Friday, June 4, 2010

10.
Eleven years ago I started a company called Signal to Noise, which borrowed its name from the idea in cybernetics that wherever information is moving around, it is also changed in transit. It gets scuffed, broken up. The liveness of theatre, especially but not only when it is permitted to be fully itself, means that it has a sure tendency towards this kind of turbulence, quite a low signal to noise ratio. I wanted to make work that was full of noise, full of turbulence, that celebrated (rather than attempting to suppress) the qualities of theatre that make it theatre, that make it unpredictable and ephemeral and resistant to commodification. // After our first show, a wildly turbulent queer sci-fi dance-theatre epic, somebody who saw it said he felt sad to imagine that I might think all the signals were somehow lost, that nothing remained but a kind of chaos and cacophany. But for me the signal that survived was the most important thing. Not because of the thing itself, but because of the thing behind the thing. Communication might fail, but the desire to communicate was always somehow preserved in all the noise.

Tuesday, June 1, 2010

7.

A friend of mine once went to see Fiona Shaw performing Beckett’s Happy Days, and hated it. After the final words were spoken, and the stage lights had dimmed, right then in that little niche of reverent blackout time before the inevitable rapturous ovation, my friend, without entirely intending to, found himself saying aloud: “Utter shit.” All eyes turned on him and he now describes it as the most embarrassing moment of his life.
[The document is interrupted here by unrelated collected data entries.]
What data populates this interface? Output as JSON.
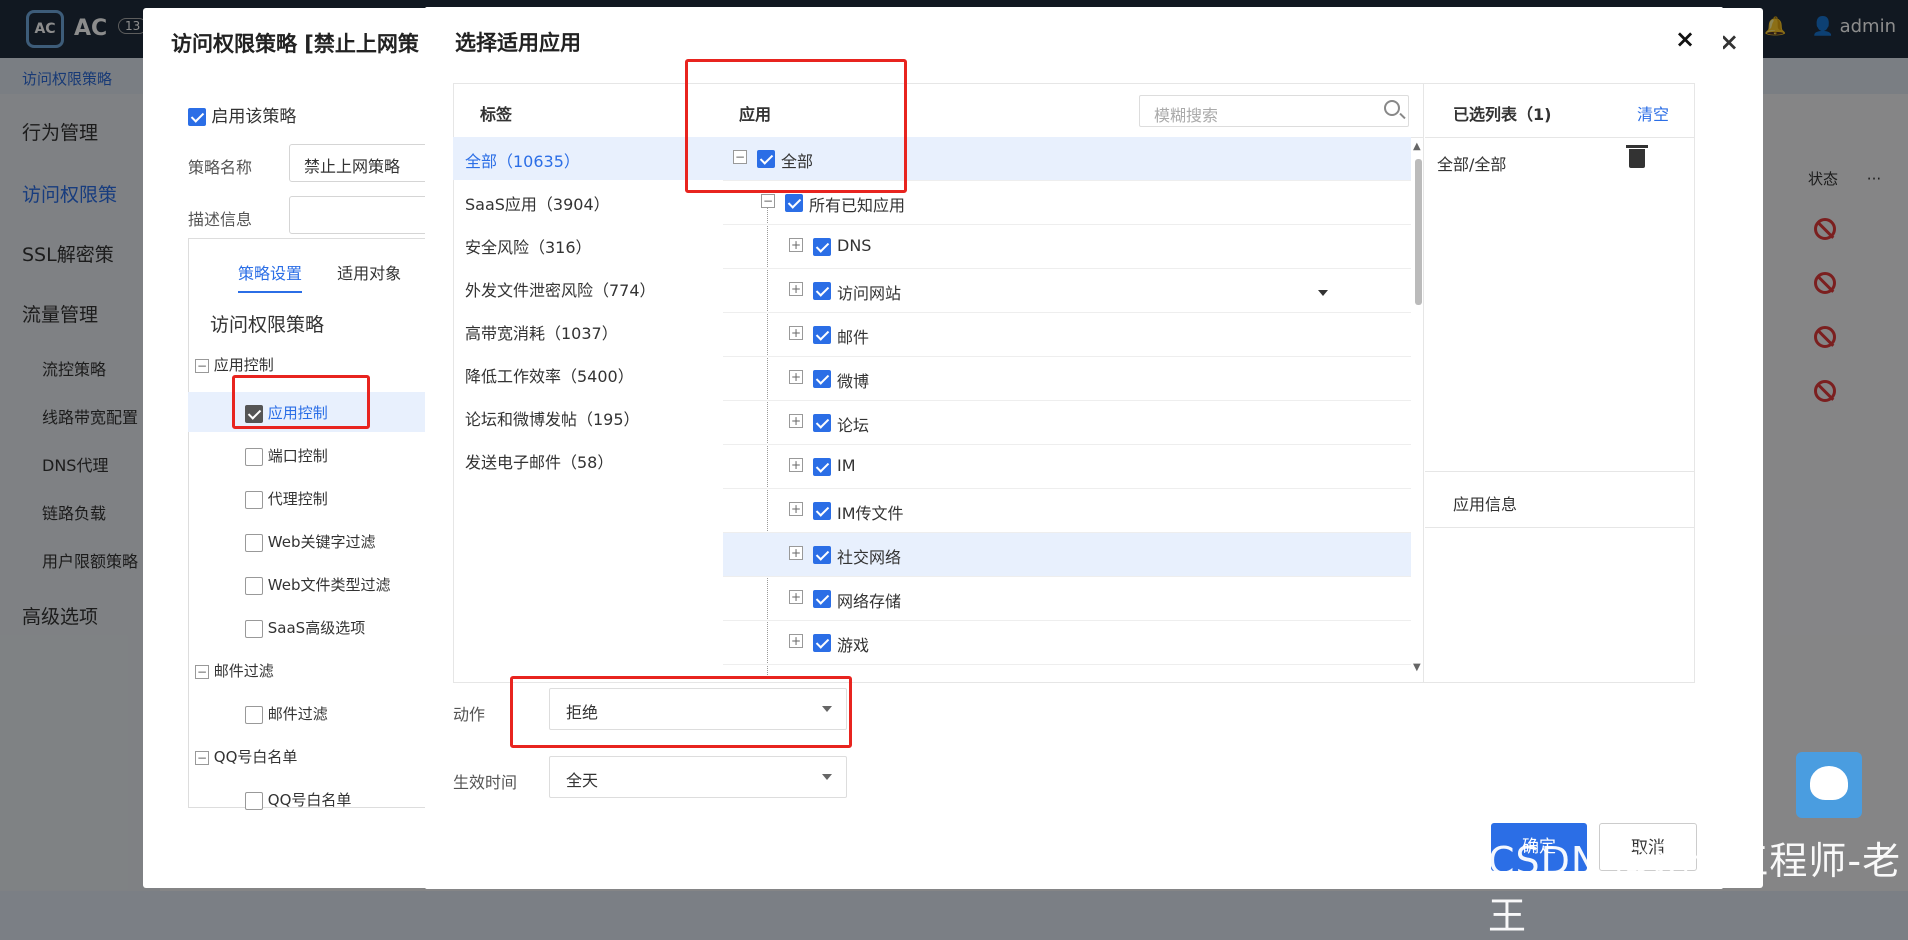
{
  "app": {
    "logo_text": "AC",
    "version_badge": "13",
    "user": "admin"
  },
  "breadcrumb": "访问权限策略",
  "sidenav": {
    "items": [
      "行为管理",
      "访问权限策",
      "SSL解密策",
      "流量管理",
      "高级选项"
    ],
    "subitems": [
      "流控策略",
      "线路带宽配置",
      "DNS代理",
      "链路负载",
      "用户限额策略"
    ]
  },
  "bg_table": {
    "status_header": "状态",
    "more": "···"
  },
  "policy_dialog": {
    "title": "访问权限策略 [禁止上网策",
    "enable_label": "启用该策略",
    "name_label": "策略名称",
    "name_value": "禁止上网策略",
    "desc_label": "描述信息",
    "tabs": [
      "策略设置",
      "适用对象"
    ],
    "section_title": "访问权限策略",
    "tree": [
      {
        "label": "应用控制",
        "group": true
      },
      {
        "label": "应用控制",
        "checked": true
      },
      {
        "label": "端口控制"
      },
      {
        "label": "代理控制"
      },
      {
        "label": "Web关键字过滤"
      },
      {
        "label": "Web文件类型过滤"
      },
      {
        "label": "SaaS高级选项"
      },
      {
        "label": "邮件过滤",
        "group": true
      },
      {
        "label": "邮件过滤"
      },
      {
        "label": "QQ号白名单",
        "group": true
      },
      {
        "label": "QQ号白名单"
      }
    ]
  },
  "app_dialog": {
    "title": "选择适用应用",
    "close": "×",
    "tag_header": "标签",
    "app_header": "应用",
    "search_placeholder": "模糊搜索",
    "tags": [
      "全部（10635）",
      "SaaS应用（3904）",
      "安全风险（316）",
      "外发文件泄密风险（774）",
      "高带宽消耗（1037）",
      "降低工作效率（5400）",
      "论坛和微博发帖（195）",
      "发送电子邮件（58）"
    ],
    "apps": [
      {
        "label": "全部",
        "level": 0
      },
      {
        "label": "所有已知应用",
        "level": 1
      },
      {
        "label": "DNS",
        "level": 2
      },
      {
        "label": "访问网站",
        "level": 2
      },
      {
        "label": "邮件",
        "level": 2
      },
      {
        "label": "微博",
        "level": 2
      },
      {
        "label": "论坛",
        "level": 2
      },
      {
        "label": "IM",
        "level": 2
      },
      {
        "label": "IM传文件",
        "level": 2
      },
      {
        "label": "社交网络",
        "level": 2
      },
      {
        "label": "网络存储",
        "level": 2
      },
      {
        "label": "游戏",
        "level": 2
      }
    ],
    "selected_header": "已选列表（1)",
    "clear": "清空",
    "selected_items": [
      "全部/全部"
    ],
    "app_info": "应用信息",
    "action_label": "动作",
    "action_value": "拒绝",
    "time_label": "生效时间",
    "time_value": "全天",
    "ok": "确定",
    "cancel": "取消"
  },
  "watermark": "CSDN @网云工程师-老王",
  "colors": {
    "accent": "#2b6ee6",
    "annotation_red": "#e8241f",
    "deny_red": "#e03a3a"
  }
}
The level of embarrassment he experienced seems to me to reflect the violence of the situation. For some, that violence will appear to be contained in my friend’s exquisitely timed heckle, just as those in the seats around him clearly adjudged his wounding remark – wounding not just to the actress on stage but to the silence that was rightfully hers – to be a violent act. But isn’t it rather that my friend was acting in self-defence, in the refusal of a tyrannical violence that the whole apparatus of that theatre event is designed to uphold? That system demands a total complicity, and our choices are three: silent assent and collusion; tacit distantiation; or to speak, and thus ventriloquize the violence that inheres in the situation.

Monday, May 31, 2010

6.

At present we’re going through a period in which one way of avoiding wanting too much, too exposingly, is to ask the audience what it wants. This is a totally legitimate desire and it sounds quite progressive but to equip an audience with the information they need in order to authentically want something within the space you’re holding open for them is an extremely difficult task, and one that still requires the artist to have a very clear sense of what it is that they want out of the encounter. For the audience to feel that they have been left holding the baby is all wrong. They have to know that they’re the baby. They have to feel held. But they also have to feel understood, or else they develop a terrible sense of their own infantilisation. They can’t make themselves clear. They’re at the mercy of an adult who knows less than they do about how they feel. // Too often, securing the parameters for an audience to want things in turns out to be so incredibly difficult that you end up in a room where nobody wants anything, but is required to accept the desires projected on to them. Do you want your rattle? Yes you do!

Saturday, May 29, 2010

4.
I don’t make live art, I make theatre, but now’s not the time to try and articulate my sense of what the difference might be because I’d only then immediately undermine my assertion of the depth and cultural urgency of theatre by mentioning Stephen Sondheim, which is exactly what I’m about to do. Sondheim’s early musical Company is a story about a bachelor, a longterm singleton, and all his friends are in relationships, and at the end of the show, in a scene set at his own birthday party, he sings a song called ‘Being Alive’ in which he itemises all the things that make other people annoying to live with and difficult to love. And then he has a bit of a think about it and decides that what’s really missing in his life is all the annoyingness and difficulty that sharing it with another person would bring. And what brings about his change of heart is that one of his married friends tells him, “Blow out the candles and make a wish. Want something. Want something.” Maybe we can imagine a version of that song called ‘Being A Live Artist’, and it would contain exactly the same line. “Want something. Want something.”